Vaughn had found the field thankfully intact. No fires had broken out, and the lights were still on, although he'd soon deduced that the place was just as empty as the rest of the world.
As a military pilot, Vaughn had never heard anything to make him believe that Area Fifty-One housed either aliens or UFOs, but he had heard whisperings that the Air Force kept a spaceplane here. Named the Aurora, the plane was supposed to be a single-stage-to-orbit hybrid. Vaughn had even seen evidence of its development in images from Google Earth. He had spotted a pair of long, curving monorails that crossed a large swath of the adjacent dry lake bed. Those discrete rails continued their ever-flattening trajectories until, finally running straight, they joined the centerlines of the airfield's two longest runways.

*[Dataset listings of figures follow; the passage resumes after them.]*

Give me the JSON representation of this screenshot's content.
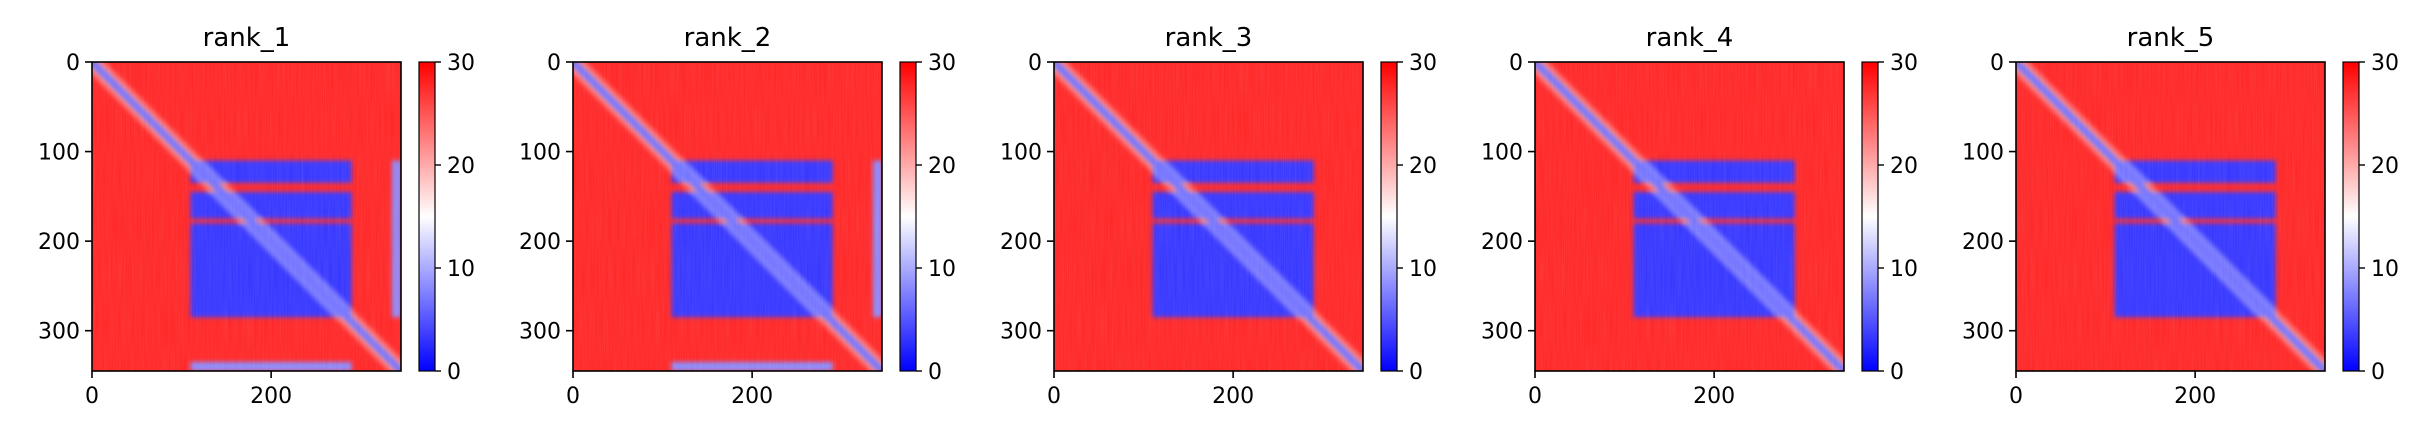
{
  "chart_data": [
    {
      "type": "heatmap",
      "title": "rank_1",
      "xlabel": "",
      "ylabel": "",
      "xlim": [
        0,
        345
      ],
      "ylim": [
        345,
        0
      ],
      "x_ticks": [
        0,
        200
      ],
      "y_ticks": [
        0,
        100,
        200,
        300
      ],
      "colorbar": {
        "min": 0,
        "max": 30,
        "ticks": [
          0,
          10,
          20,
          30
        ],
        "colormap": [
          "#0000ff",
          "#ffffff",
          "#ff0000"
        ]
      },
      "blocks": [
        {
          "x": [
            110,
            290
          ],
          "y": [
            110,
            135
          ],
          "value": 3
        },
        {
          "x": [
            110,
            290
          ],
          "y": [
            145,
            175
          ],
          "value": 3
        },
        {
          "x": [
            110,
            290
          ],
          "y": [
            180,
            220
          ],
          "value": 3
        },
        {
          "x": [
            110,
            290
          ],
          "y": [
            220,
            285
          ],
          "value": 3
        },
        {
          "x": [
            335,
            345
          ],
          "y": [
            110,
            285
          ],
          "value": 8
        },
        {
          "x": [
            110,
            290
          ],
          "y": [
            335,
            345
          ],
          "value": 8
        }
      ],
      "diagonal_value": 2,
      "background_value": 28
    },
    {
      "type": "heatmap",
      "title": "rank_2",
      "xlabel": "",
      "ylabel": "",
      "xlim": [
        0,
        345
      ],
      "ylim": [
        345,
        0
      ],
      "x_ticks": [
        0,
        200
      ],
      "y_ticks": [
        0,
        100,
        200,
        300
      ],
      "colorbar": {
        "min": 0,
        "max": 30,
        "ticks": [
          0,
          10,
          20,
          30
        ],
        "colormap": [
          "#0000ff",
          "#ffffff",
          "#ff0000"
        ]
      },
      "blocks": [
        {
          "x": [
            110,
            290
          ],
          "y": [
            110,
            135
          ],
          "value": 3
        },
        {
          "x": [
            110,
            290
          ],
          "y": [
            145,
            175
          ],
          "value": 3
        },
        {
          "x": [
            110,
            290
          ],
          "y": [
            180,
            220
          ],
          "value": 3
        },
        {
          "x": [
            110,
            290
          ],
          "y": [
            220,
            285
          ],
          "value": 3
        },
        {
          "x": [
            335,
            345
          ],
          "y": [
            110,
            285
          ],
          "value": 8
        },
        {
          "x": [
            110,
            290
          ],
          "y": [
            335,
            345
          ],
          "value": 8
        }
      ],
      "diagonal_value": 2,
      "background_value": 28
    },
    {
      "type": "heatmap",
      "title": "rank_3",
      "xlabel": "",
      "ylabel": "",
      "xlim": [
        0,
        345
      ],
      "ylim": [
        345,
        0
      ],
      "x_ticks": [
        0,
        200
      ],
      "y_ticks": [
        0,
        100,
        200,
        300
      ],
      "colorbar": {
        "min": 0,
        "max": 30,
        "ticks": [
          0,
          10,
          20,
          30
        ],
        "colormap": [
          "#0000ff",
          "#ffffff",
          "#ff0000"
        ]
      },
      "blocks": [
        {
          "x": [
            110,
            290
          ],
          "y": [
            110,
            135
          ],
          "value": 3
        },
        {
          "x": [
            110,
            290
          ],
          "y": [
            145,
            175
          ],
          "value": 3
        },
        {
          "x": [
            110,
            290
          ],
          "y": [
            180,
            220
          ],
          "value": 3
        },
        {
          "x": [
            110,
            290
          ],
          "y": [
            220,
            285
          ],
          "value": 3
        }
      ],
      "diagonal_value": 2,
      "background_value": 28
    },
    {
      "type": "heatmap",
      "title": "rank_4",
      "xlabel": "",
      "ylabel": "",
      "xlim": [
        0,
        345
      ],
      "ylim": [
        345,
        0
      ],
      "x_ticks": [
        0,
        200
      ],
      "y_ticks": [
        0,
        100,
        200,
        300
      ],
      "colorbar": {
        "min": 0,
        "max": 30,
        "ticks": [
          0,
          10,
          20,
          30
        ],
        "colormap": [
          "#0000ff",
          "#ffffff",
          "#ff0000"
        ]
      },
      "blocks": [
        {
          "x": [
            110,
            290
          ],
          "y": [
            110,
            135
          ],
          "value": 3
        },
        {
          "x": [
            110,
            290
          ],
          "y": [
            145,
            175
          ],
          "value": 3
        },
        {
          "x": [
            110,
            290
          ],
          "y": [
            180,
            220
          ],
          "value": 3
        },
        {
          "x": [
            110,
            290
          ],
          "y": [
            220,
            285
          ],
          "value": 3
        }
      ],
      "diagonal_value": 2,
      "background_value": 28
    },
    {
      "type": "heatmap",
      "title": "rank_5",
      "xlabel": "",
      "ylabel": "",
      "xlim": [
        0,
        345
      ],
      "ylim": [
        345,
        0
      ],
      "x_ticks": [
        0,
        200
      ],
      "y_ticks": [
        0,
        100,
        200,
        300
      ],
      "colorbar": {
        "min": 0,
        "max": 30,
        "ticks": [
          0,
          10,
          20,
          30
        ],
        "colormap": [
          "#0000ff",
          "#ffffff",
          "#ff0000"
        ]
      },
      "blocks": [
        {
          "x": [
            110,
            290
          ],
          "y": [
            110,
            135
          ],
          "value": 3
        },
        {
          "x": [
            110,
            290
          ],
          "y": [
            145,
            175
          ],
          "value": 3
        },
        {
          "x": [
            110,
            290
          ],
          "y": [
            180,
            220
          ],
          "value": 3
        },
        {
          "x": [
            110,
            290
          ],
          "y": [
            220,
            285
          ],
          "value": 3
        }
      ],
      "diagonal_value": 2,
      "background_value": 28
    }
  ]
}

Vaughn had read that the Aurora's hypersonic scramjet wouldn't even light until it reached supersonic speeds. For several years now, NASA had been testing the engine type in a long, sleek experimental airplane dubbed the X-43. Its scramjet had to be accelerated by a rocket motor and wouldn't provide thrust until it reached those high speeds.
So when Vaughn had seen the monorails, he'd reasoned that the Air Force or the CIA must have used rockets to accelerate a scramjet-equipped spaceplane along that rail until it reached a velocity conducive to its use. However, voids now dotted the curving lines like broken links in a chain, so the spaceplane's technology must have progressed beyond the need for rails.

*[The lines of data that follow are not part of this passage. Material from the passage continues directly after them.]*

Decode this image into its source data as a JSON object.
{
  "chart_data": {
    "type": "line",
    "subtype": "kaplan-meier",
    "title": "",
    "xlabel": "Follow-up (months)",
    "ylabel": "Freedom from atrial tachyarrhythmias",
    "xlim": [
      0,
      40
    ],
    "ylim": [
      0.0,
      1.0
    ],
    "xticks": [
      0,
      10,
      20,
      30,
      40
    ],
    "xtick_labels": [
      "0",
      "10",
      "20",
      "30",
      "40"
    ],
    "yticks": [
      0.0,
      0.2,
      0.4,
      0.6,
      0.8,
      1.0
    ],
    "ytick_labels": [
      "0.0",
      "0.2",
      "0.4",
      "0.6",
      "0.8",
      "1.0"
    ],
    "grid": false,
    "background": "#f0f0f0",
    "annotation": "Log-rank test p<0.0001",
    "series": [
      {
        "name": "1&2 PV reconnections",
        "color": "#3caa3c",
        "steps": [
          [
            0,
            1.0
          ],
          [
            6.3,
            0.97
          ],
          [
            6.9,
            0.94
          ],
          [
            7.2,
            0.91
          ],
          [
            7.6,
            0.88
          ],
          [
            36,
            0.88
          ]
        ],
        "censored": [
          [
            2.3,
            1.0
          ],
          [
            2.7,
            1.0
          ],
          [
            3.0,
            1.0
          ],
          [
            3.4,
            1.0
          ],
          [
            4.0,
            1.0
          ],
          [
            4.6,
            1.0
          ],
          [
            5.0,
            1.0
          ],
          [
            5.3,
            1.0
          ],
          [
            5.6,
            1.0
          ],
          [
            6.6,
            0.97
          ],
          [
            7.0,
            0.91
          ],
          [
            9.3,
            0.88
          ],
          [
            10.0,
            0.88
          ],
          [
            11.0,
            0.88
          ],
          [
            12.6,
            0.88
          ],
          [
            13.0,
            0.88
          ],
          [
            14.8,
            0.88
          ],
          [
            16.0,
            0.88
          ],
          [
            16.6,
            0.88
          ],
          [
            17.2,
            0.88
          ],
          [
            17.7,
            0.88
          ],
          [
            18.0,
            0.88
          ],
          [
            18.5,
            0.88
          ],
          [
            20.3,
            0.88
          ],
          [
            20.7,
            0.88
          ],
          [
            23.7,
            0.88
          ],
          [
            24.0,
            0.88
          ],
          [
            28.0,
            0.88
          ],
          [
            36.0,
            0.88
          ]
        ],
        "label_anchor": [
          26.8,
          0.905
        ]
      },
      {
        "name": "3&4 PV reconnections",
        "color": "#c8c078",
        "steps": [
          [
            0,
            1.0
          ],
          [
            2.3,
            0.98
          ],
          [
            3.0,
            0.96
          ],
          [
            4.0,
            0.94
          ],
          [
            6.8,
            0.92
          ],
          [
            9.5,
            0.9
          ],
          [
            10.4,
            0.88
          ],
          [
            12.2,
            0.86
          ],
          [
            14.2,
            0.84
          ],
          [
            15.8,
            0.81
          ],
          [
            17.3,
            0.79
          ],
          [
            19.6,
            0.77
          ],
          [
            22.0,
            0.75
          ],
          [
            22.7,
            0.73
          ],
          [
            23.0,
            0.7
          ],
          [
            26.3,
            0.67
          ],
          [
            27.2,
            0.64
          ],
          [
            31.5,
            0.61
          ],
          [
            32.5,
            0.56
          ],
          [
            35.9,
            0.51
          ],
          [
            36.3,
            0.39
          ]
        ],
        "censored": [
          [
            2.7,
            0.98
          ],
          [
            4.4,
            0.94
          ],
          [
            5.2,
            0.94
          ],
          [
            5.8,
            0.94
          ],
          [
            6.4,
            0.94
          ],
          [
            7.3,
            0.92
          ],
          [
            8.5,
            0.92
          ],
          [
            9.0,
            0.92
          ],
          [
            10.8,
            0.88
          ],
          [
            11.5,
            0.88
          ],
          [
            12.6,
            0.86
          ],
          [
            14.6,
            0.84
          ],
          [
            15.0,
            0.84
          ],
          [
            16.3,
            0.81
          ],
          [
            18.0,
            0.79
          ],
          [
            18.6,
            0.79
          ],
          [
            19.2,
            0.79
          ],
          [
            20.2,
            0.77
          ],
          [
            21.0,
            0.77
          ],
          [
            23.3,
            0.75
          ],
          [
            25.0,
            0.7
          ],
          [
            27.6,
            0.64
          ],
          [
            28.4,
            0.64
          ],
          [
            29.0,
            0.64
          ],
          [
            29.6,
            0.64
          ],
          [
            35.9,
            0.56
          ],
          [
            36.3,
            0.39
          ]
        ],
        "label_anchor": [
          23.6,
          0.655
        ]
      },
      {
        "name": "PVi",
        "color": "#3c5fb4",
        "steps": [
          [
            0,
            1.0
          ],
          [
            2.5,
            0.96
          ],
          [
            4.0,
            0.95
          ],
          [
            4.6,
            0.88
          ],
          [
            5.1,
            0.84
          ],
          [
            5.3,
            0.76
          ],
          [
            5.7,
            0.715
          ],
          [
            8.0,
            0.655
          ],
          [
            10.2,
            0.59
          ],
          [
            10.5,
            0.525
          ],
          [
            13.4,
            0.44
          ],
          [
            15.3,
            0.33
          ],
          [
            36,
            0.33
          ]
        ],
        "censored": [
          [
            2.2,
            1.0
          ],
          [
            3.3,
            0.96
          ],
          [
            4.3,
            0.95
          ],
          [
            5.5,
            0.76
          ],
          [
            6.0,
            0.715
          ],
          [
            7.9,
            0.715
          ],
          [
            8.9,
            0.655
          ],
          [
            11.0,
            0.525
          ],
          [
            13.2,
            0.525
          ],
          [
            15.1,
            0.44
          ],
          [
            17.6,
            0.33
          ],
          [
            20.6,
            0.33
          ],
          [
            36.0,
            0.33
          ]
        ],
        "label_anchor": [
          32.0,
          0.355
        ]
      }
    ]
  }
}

Vaughn believed that the Aurora was the realization of that improvement and that he would find it here at the Groom Lake facility.
But every building that the man had entered had looked just like all of the military hangars he'd visited throughout his career.
When he'd seen the electricity still working, Vaughn had worried about the base's electronic security systems, but so far, he hadn't found any locked doors. Just as the thought occurred to him, the knob in his hand refused to turn. He leaned a shoulder into the door, but it wouldn't budge.